A trucker was not held to the employer of an individual who was bringing a part to a driver when there was an accident.  The Appellate Court in Louisiana held that the evidence only showed that the individual was a friend helping a friend and that the trucker and its insurer would not be liable for the injuries caused by the accident.  (
Ralph Coleman v. Gregory Landry, 2013 WL 440102)

The Southern District of New York held that a shipper can be bound by a forum selection clause entered into by its agent with a downstream carrier and that the agreement was sufficient to confer personal jurisdiction on the shipper  (
Mahmoud Shaban & Sons, Inc. v Mediterranean Shipping Co., 2013 WL 316151)

CARGO

For those of you who have heard me raise my concerns about the fact that a motor truck cargo form and a continent cargo form can both be triggered, pay attention. The Northern District in Illinois held that to be the case, concluding that the insured could argue coverage under both forms when it sought recovery for a cargo loss which it had brokered to a third party, but which it may have legally bound itself to transport. Interestingly the court also held that while the contingent policy stated that it was excess over the trucker’s limits, it also stated that it was reduced by the trucker’s limits, thereby rendering that coverage non-existent when the limits were the same.  (
Custom Companies v. North River Insurance Co., 2013 WL 441170)
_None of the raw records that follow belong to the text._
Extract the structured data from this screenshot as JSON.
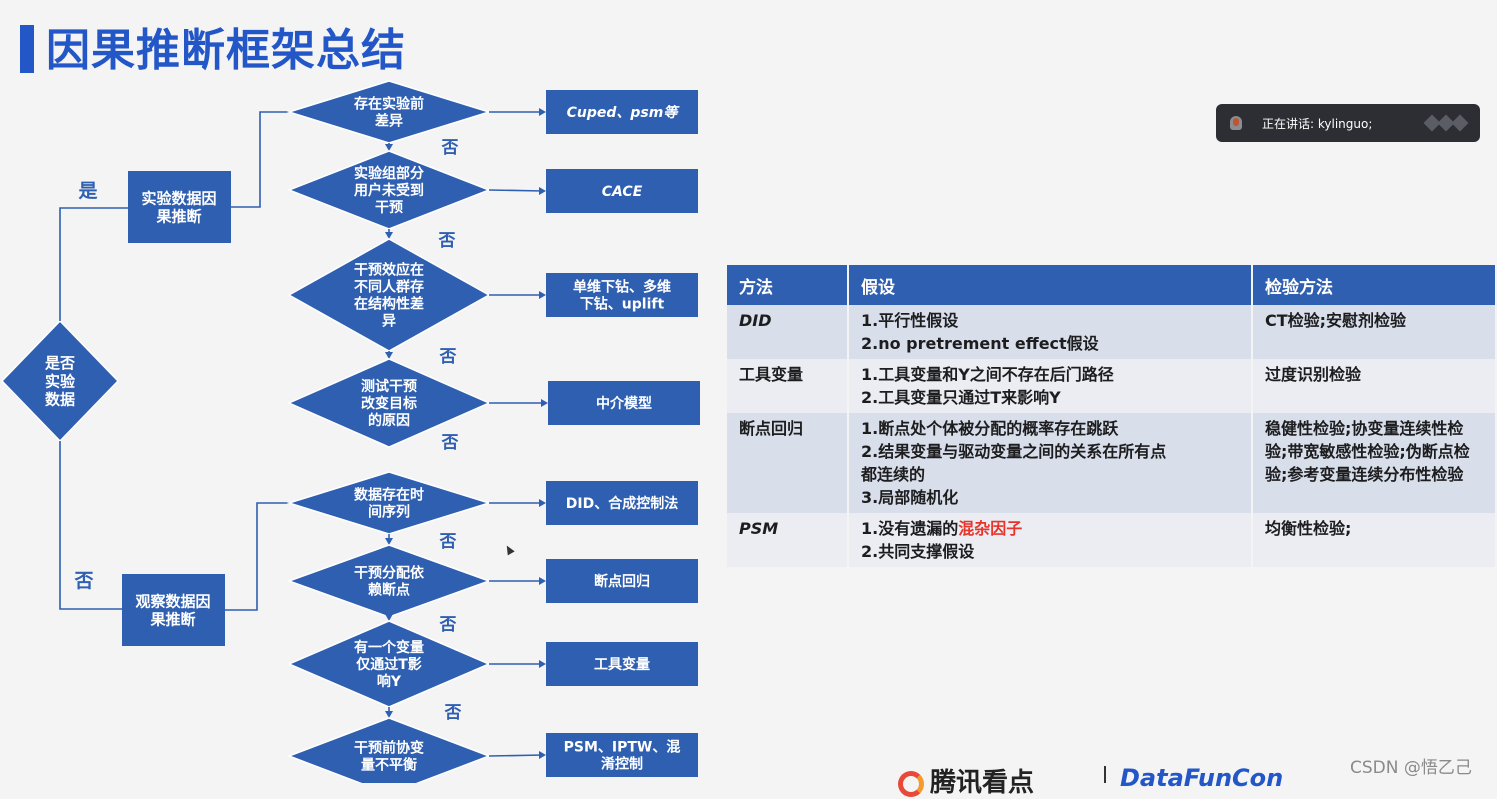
{
  "title": "因果推断框架总结",
  "flow": {
    "root": "是否\n实验\n数据",
    "yes": "是",
    "no": "否",
    "experimental": "实验数据因\n果推断",
    "observational": "观察数据因\n果推断",
    "decisions": [
      "存在实验前\n差异",
      "实验组部分\n用户未受到\n干预",
      "干预效应在\n不同人群存\n在结构性差\n异",
      "测试干预\n改变目标\n的原因",
      "数据存在时\n间序列",
      "干预分配依\n赖断点",
      "有一个变量\n仅通过T影\n响Y",
      "干预前协变\n量不平衡"
    ],
    "methods": [
      "Cuped、psm等",
      "CACE",
      "单维下钻、多维\n下钻、uplift",
      "中介模型",
      "DID、合成控制法",
      "断点回归",
      "工具变量",
      "PSM、IPTW、混\n淆控制"
    ],
    "no_label": "否"
  },
  "speaking": {
    "text": "正在讲话: kylinguo;"
  },
  "table": {
    "headers": [
      "方法",
      "假设",
      "检验方法"
    ],
    "rows": [
      {
        "method": "DID",
        "assumptions": [
          "1.平行性假设",
          "2.no pretrement effect假设"
        ],
        "test": "CT检验;安慰剂检验"
      },
      {
        "method": "工具变量",
        "assumptions": [
          "1.工具变量和Y之间不存在后门路径",
          "2.工具变量只通过T来影响Y"
        ],
        "test": "过度识别检验"
      },
      {
        "method": "断点回归",
        "assumptions": [
          "1.断点处个体被分配的概率存在跳跃",
          "2.结果变量与驱动变量之间的关系在所有点",
          "都连续的",
          "3.局部随机化"
        ],
        "test": "稳健性检验;协变量连续性检验;带宽敏感性检验;伪断点检验;参考变量连续分布性检验"
      },
      {
        "method": "PSM",
        "assumptions_prefix": "1.没有遗漏的",
        "assumptions_highlight": "混杂因子",
        "assumptions_rest": [
          "2.共同支撑假设"
        ],
        "test": "均衡性检验;"
      }
    ]
  },
  "footer": {
    "logo_text": "腾讯看点",
    "blue_text": "DataFunCon",
    "watermark": "CSDN @悟乙己"
  },
  "colors": {
    "primary": "#2f5fb0",
    "title": "#2357c8",
    "highlight": "#e8342a"
  }
}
Summary judgment was denied to a shipper who sought recovery from a motor carrier for breaching its agreement as to the type of commodities which could be hauled in trailers used for the shipper’s goods.  The shipper had been subjected to damages when allegedly contaminated goods were delivered to its customer and intermingled with other product.  The Court held that there were questions of fact as to whether an indemnity agreement extended to this type of claim, and also concluded that a negligence claim would not stand where there a contract in place between the parties.  (
Cargill v Ron Burge Trucking, 2013 WL 608520.)

MISCELLANEOUS

Removal on the grounds of diversity and $75,000 minimum damages was held valid in the Northern District of Georgia, despite the fact that removal took place more than a year after the suit was filed.  The Court held that the plaintiff acted in bad faith by failing to disclose that the damages would be greater than the jurisdictional limit until after the one year mark had past and that removal was timely where the defendant was not made fully aware that the damages were in excess of $75,000 until such time as the plaintiff had served specific monetary information on the damages.  (
Cameron v Teeberry Logistics, 2013 WL 388428)

In the Middle District in Florida the Court remanded a personal injury action back to state court when the only allegation that the jurisdictional limit was more than $75,000 was a letter sent for settlement purposes prior to suit being filed.  (
Downs v. Beam Brothers Trucking, 2013 WL 593939)

The issue of whether New Jersey or New York law applied to the determination of an additional insured under a trucker’s policy is on its way to the 2d Circuit.  The Southern District certified an interlocutory appeal on the issue so as to avoid the potential for unnecessary litigation if the policy does not cover the additional party.  (
Certain Underwriters at Lloyd’s of London v. Illinois National Ins. Co., 2012 WL 310383)

Happy St. Patty’s Day, Happy Spring, Happy Passover and Happy Easter!  Whatever you celebrate – Enjoy!